Dune is a Warner Bros. picture. It only covers the first half of Frank Herbert's novel and was supposed to be the first of two movies, so Villeneuve and his planned sequel have a lot riding on its commercial success. In the essay, he had this to say about the studio's simultaneous-release strategy:

"There is absolutely no love for cinema, nor for the audience here. It is all about the survival of a telecom mammoth, one that is currently bearing an astronomical debt of more than $150 billion. Therefore, even though 'Dune' is about cinema and audiences, AT&T is about its own survival on Wall Street. With HBO Max's launch a failure thus far, AT&T decided to sacrifice Warner Bros.' entire 2021 slate in a desperate attempt to grab the audience's attention."

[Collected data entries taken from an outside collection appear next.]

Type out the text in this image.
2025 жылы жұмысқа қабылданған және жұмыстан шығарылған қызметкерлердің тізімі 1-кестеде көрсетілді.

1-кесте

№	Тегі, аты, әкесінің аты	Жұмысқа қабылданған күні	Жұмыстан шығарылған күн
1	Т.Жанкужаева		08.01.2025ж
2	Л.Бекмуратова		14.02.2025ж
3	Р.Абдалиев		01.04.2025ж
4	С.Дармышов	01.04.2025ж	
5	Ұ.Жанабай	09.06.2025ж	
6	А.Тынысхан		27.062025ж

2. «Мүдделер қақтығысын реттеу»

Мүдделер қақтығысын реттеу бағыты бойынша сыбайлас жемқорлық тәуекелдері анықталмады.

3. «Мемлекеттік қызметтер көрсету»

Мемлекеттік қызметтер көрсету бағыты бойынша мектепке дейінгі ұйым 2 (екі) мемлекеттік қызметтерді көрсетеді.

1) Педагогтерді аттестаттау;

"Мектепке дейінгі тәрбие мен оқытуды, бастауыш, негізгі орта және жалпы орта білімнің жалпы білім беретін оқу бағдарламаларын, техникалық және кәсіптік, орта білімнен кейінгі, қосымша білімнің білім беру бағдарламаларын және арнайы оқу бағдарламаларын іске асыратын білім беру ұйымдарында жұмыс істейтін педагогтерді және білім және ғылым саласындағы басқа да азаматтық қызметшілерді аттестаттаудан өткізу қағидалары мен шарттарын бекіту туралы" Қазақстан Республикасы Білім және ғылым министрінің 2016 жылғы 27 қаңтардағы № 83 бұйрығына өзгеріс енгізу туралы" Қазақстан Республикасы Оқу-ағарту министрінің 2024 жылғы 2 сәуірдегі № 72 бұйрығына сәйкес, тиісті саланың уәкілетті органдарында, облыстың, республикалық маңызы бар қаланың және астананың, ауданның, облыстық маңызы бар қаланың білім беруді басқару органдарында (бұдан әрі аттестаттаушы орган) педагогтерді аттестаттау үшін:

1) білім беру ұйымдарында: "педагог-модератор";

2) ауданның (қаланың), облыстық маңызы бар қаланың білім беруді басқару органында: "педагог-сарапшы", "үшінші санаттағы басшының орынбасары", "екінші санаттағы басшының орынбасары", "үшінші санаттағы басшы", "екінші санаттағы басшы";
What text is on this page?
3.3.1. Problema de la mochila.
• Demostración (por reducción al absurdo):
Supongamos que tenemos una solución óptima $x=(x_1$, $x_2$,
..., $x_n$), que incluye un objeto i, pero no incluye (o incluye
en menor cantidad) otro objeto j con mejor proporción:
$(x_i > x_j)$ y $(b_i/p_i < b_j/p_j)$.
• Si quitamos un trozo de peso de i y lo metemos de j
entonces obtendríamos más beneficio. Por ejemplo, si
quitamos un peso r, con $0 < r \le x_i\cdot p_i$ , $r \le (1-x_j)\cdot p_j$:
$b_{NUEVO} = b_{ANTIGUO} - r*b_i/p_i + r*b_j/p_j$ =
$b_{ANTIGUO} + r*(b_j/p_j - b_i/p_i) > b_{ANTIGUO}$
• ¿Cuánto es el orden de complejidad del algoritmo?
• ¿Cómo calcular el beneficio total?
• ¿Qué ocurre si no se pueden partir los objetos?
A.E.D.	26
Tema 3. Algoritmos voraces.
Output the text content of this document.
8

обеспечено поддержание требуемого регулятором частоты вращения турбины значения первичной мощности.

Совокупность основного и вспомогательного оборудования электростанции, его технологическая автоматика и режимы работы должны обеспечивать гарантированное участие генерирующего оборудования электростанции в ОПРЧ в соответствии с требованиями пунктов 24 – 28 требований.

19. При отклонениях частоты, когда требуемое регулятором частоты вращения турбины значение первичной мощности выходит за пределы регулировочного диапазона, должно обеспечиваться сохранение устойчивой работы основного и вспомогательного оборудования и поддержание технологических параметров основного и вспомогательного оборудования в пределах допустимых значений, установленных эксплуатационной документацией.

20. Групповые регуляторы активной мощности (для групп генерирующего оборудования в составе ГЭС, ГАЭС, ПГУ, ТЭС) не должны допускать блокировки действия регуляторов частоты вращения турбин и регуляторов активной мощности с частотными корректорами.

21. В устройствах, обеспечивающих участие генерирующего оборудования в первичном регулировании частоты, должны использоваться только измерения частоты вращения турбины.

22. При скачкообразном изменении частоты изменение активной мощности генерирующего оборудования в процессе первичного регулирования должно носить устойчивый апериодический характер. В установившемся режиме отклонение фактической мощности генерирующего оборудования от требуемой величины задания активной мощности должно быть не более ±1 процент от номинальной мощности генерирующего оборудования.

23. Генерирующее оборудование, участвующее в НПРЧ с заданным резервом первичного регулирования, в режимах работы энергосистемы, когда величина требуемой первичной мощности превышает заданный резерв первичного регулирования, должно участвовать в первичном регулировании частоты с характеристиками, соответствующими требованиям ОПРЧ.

Note that he uses the word "audience" three times there. I'm a fan of Villeneuve's work; I think he was one of the best new directors to break out in the 2010s. Yet it always strikes me as slightly disingenuous when you have filmmakers out there in the middle of an ongoing pandemic, talking up the sacredness of the theatrical experience, speaking as though they have the audience's best interests in mind (and not their own art).

Zhao expressed terror at the idea of people not seeing Dune in theaters and having the same big-screen experience that she did. What about movie-lovers who are terrified of the coronavirus and just want to be safe and not put their own health at risk so they can watch some impeccably crafted sandworms? Are they somehow less enthusiastic about cinema than, say, a member of the Academy of Motion Picture Arts and Sciences, watching a digital screener at home?

Filmmakers like Villeneuve and Zhao sometimes sound as if they're operating based on their own idealized notions of what the theatrical experience is or should be, as opposed to firsthand knowledge of what it usually is for the rest of the general moviegoing public (us commoners). Keep in mind, Zhao is a VIP who was coming from an advance screening of Dune, which is not available for John Q. Public to see yet. We don't know the full conditions of that screening but it seems doubtful that it would be anything like what you or I would experience in a noisy, crowded auditorium at our local AMC 20 or some such multiplex.

The Importance of the Single Effect in the Screen Tale

Everyone's location and situation will be different, but in my neck of the woods, we're still posting record Covid case numbers. The last film I saw in a theater — one of the only true moviegoing experiences I've had in 2020 and 2021 — was Christopher Nolan's Tenet. Like Villeneuve, Nolan is a fierce proponent of theaters. He would probably be shocked and dismayed to see someone fast-forwarding through "the boring parts" of a new movie on their iPad.

I've seen people do that and it just hammered home to me that the single greatest benefit of movie theaters is not so much the communal aspect they bring, but rather the simple fact that they (theoretically) get people to sit still and focus on a narrative in front of a huge screen. Like short stories, movies have historically been able to tap into what Edgar Allan Poe called "the importance of the single effect in a prose tale." On the big screen, they command our attention and allow us to get absorbed in a story and thereby feel something, an emotion, that great "single effect."

Smartphones have made it harder to cut out all distractions, which just means that filmmakers have to work that much harder to seize people's attention — and keep it for the duration of two hours. In the past, you might say a movie like Dune was "unmissable." For tablet users, however, it and other future films might need to up their game and make sure their stories are good enough that they're "unputdownable," like a good page-turner.

Welcome, Hollywood, to the wide world of potential storytelling disruptions that novelists like Frank Herbert have been dealing with for decades upon centuries.

Dune opens the Venice Film Festival on September 3, 2021. For non-attendees, it will be available to screen in theaters and on HBO Max on October 22, 2021.